Panie Dorn - to MY WYBORCY Pana stworzyliśmy .....
Moją Ojczyzną jest Matka Polska.
Trzecia osoba w gramatyce pozwala - panie Dorn - odnieść się zarówno do kobiet jak i do mężczyzn.
Prosta zasada gramatyki! Ja piszę do obu płci!
Pan nas nie stworzył ani nie nazwał! Pan nas znieważył i omijał przez ostatnie dwa lata …
W chwili strachu, w obliczu klęski chwyta się Pan brzytwy, którą jest dla Pana wyborca PO.
Nie mamy zamiaru bandażować tych ran ani żalić się nad nimi.
Nie mamy zamiaru być „wykształciuchem” ani „w sobie” ani dla Pana!
Mamy swoją dumę, honor i inteligencję. To pan powstał z nas - WYBORCóW - jako „wykształciuch” - czyli zakłamany w swoim dążeniu do władzy politykier! My Pana stworzyliśmy i my zniszczymy - bo taka jest nasza WOLA! Nie mamy i nie mieliśmy problemu z tym na kogo mamy głosować !
Wiemy skąd przychodzimy i dokąd podążamy ! My przychodzimy z Prawdy i idziemy do Uczciwości !
To my - WOLNI - z partnerami (dla pana z proletariatem) dokonamy Wielkiej Zmiany. Nie podzieli nas PiS ani Pan ani Kaczyńscy.
Wracamy z zagranicy aby walczyć uczciwie z Pańską indolencją , kłamstwem , zarozumialstwem, oszukiwaniem wyborców w imię zdobycia władzy. Ja jestem zakorzenionym absolwentem UAM w Poznaniu - podobnie jak wielu innych absolwentów
UJ w Krakowie czy UW we Warszawie i z innych uczelni. Rozwijamy się kończymy studia podyplomowe i dodatkowe fakultety. Marzymy i przekuwamy swoje marzenia w cele ! Realizujemy je!

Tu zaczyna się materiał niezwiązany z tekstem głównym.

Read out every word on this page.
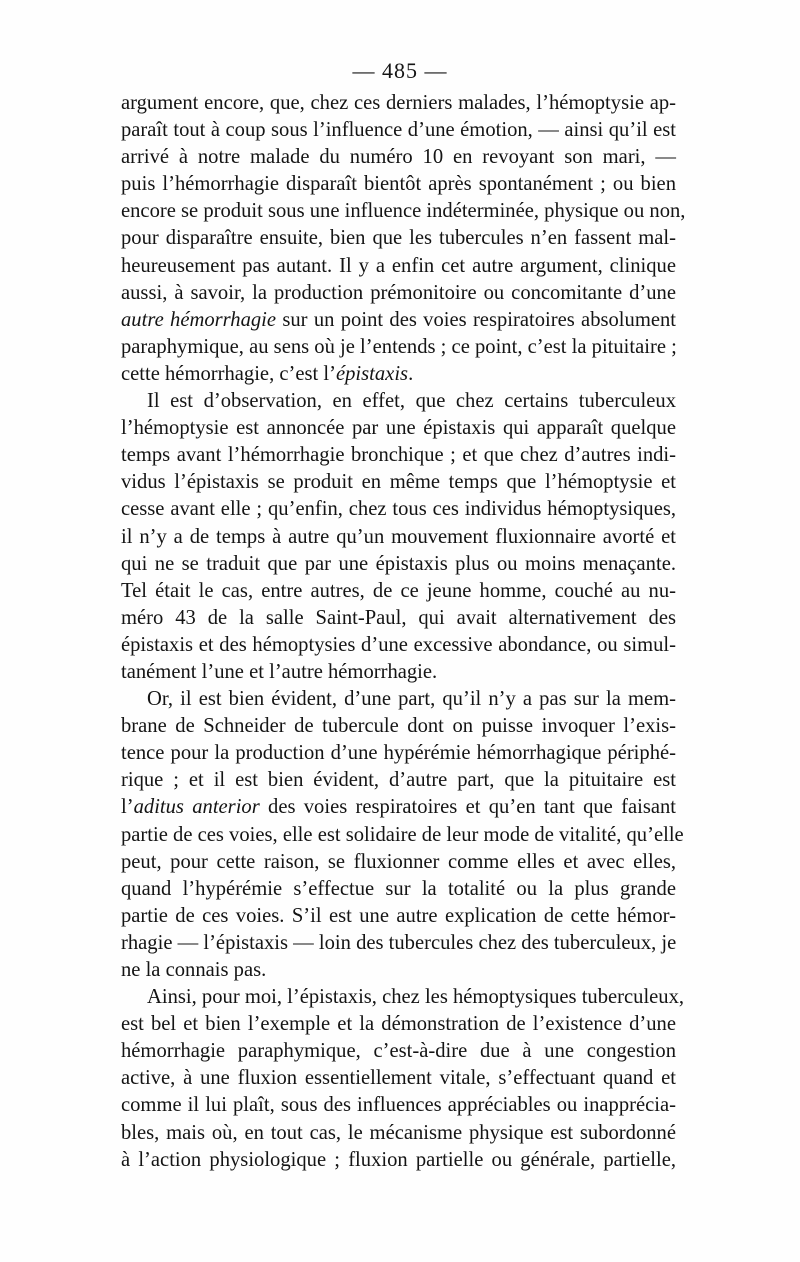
— 485 —
argument encore, que, chez ces derniers malades, l’hémoptysie ap-
paraît tout à coup sous l’influence d’une émotion, — ainsi qu’il est
arrivé à notre malade du numéro 10 en revoyant son mari, —
puis l’hémorrhagie disparaît bientôt après spontanément ; ou bien
encore se produit sous une influence indéterminée, physique ou non,
pour disparaître ensuite, bien que les tubercules n’en fassent mal-
heureusement pas autant. Il y a enfin cet autre argument, clinique
aussi, à savoir, la production prémonitoire ou concomitante d’une
autre hémorrhagie sur un point des voies respiratoires absolument
paraphymique, au sens où je l’entends ; ce point, c’est la pituitaire ;
cette hémorrhagie, c’est l’épistaxis.
Il est d’observation, en effet, que chez certains tuberculeux
l’hémoptysie est annoncée par une épistaxis qui apparaît quelque
temps avant l’hémorrhagie bronchique ; et que chez d’autres indi-
vidus l’épistaxis se produit en même temps que l’hémoptysie et
cesse avant elle ; qu’enfin, chez tous ces individus hémoptysiques,
il n’y a de temps à autre qu’un mouvement fluxionnaire avorté et
qui ne se traduit que par une épistaxis plus ou moins menaçante.
Tel était le cas, entre autres, de ce jeune homme, couché au nu-
méro 43 de la salle Saint-Paul, qui avait alternativement des
épistaxis et des hémoptysies d’une excessive abondance, ou simul-
tanément l’une et l’autre hémorrhagie.
Or, il est bien évident, d’une part, qu’il n’y a pas sur la mem-
brane de Schneider de tubercule dont on puisse invoquer l’exis-
tence pour la production d’une hypérémie hémorrhagique périphé-
rique ; et il est bien évident, d’autre part, que la pituitaire est
l’aditus anterior des voies respiratoires et qu’en tant que faisant
partie de ces voies, elle est solidaire de leur mode de vitalité, qu’elle
peut, pour cette raison, se fluxionner comme elles et avec elles,
quand l’hypérémie s’effectue sur la totalité ou la plus grande
partie de ces voies. S’il est une autre explication de cette hémor-
rhagie — l’épistaxis — loin des tubercules chez des tuberculeux, je
ne la connais pas.
Ainsi, pour moi, l’épistaxis, chez les hémoptysiques tuberculeux,
est bel et bien l’exemple et la démonstration de l’existence d’une
hémorrhagie paraphymique, c’est-à-dire due à une congestion
active, à une fluxion essentiellement vitale, s’effectuant quand et
comme il lui plaît, sous des influences appréciables ou inapprécia-
bles, mais où, en tout cas, le mécanisme physique est subordonné
à l’action physiologique ; fluxion partielle ou générale, partielle,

Jesteśmy solą tej ziemi razem z naszymi partnerami .
Tworzymy nowe miejsca pracy – przyszłość - dla nas i naszych partnerów.
Polityk - taki jak Pan - to osoba co za pieniądze bogatych walczy o głosy biednych ! To zwykła niegodziwość . Wielka Zmiana jest największym ciężarem nie dla mnie!!!
To jest ciężar dla moich przyjaciół i partnerów ! Wielu z nich teraz zmywa i sprząta w zachodnich hotelach i restauracjach uciekając z lękiem przed aparatem ucisku, który im fundujecie. Pojechali tam, bo nie możecie im w IV RP nic zaproponować poza podziałami, zawiścią, radarami na drogach i podsłuchami .
Pańska walka o mój głos jest daremna kompletnie!
Nie mogę ufać kłamcom i oszustom z PIS .
Ile mieszkań dla mnie i moich partnerów zbudowaliście przez te 2 lata ?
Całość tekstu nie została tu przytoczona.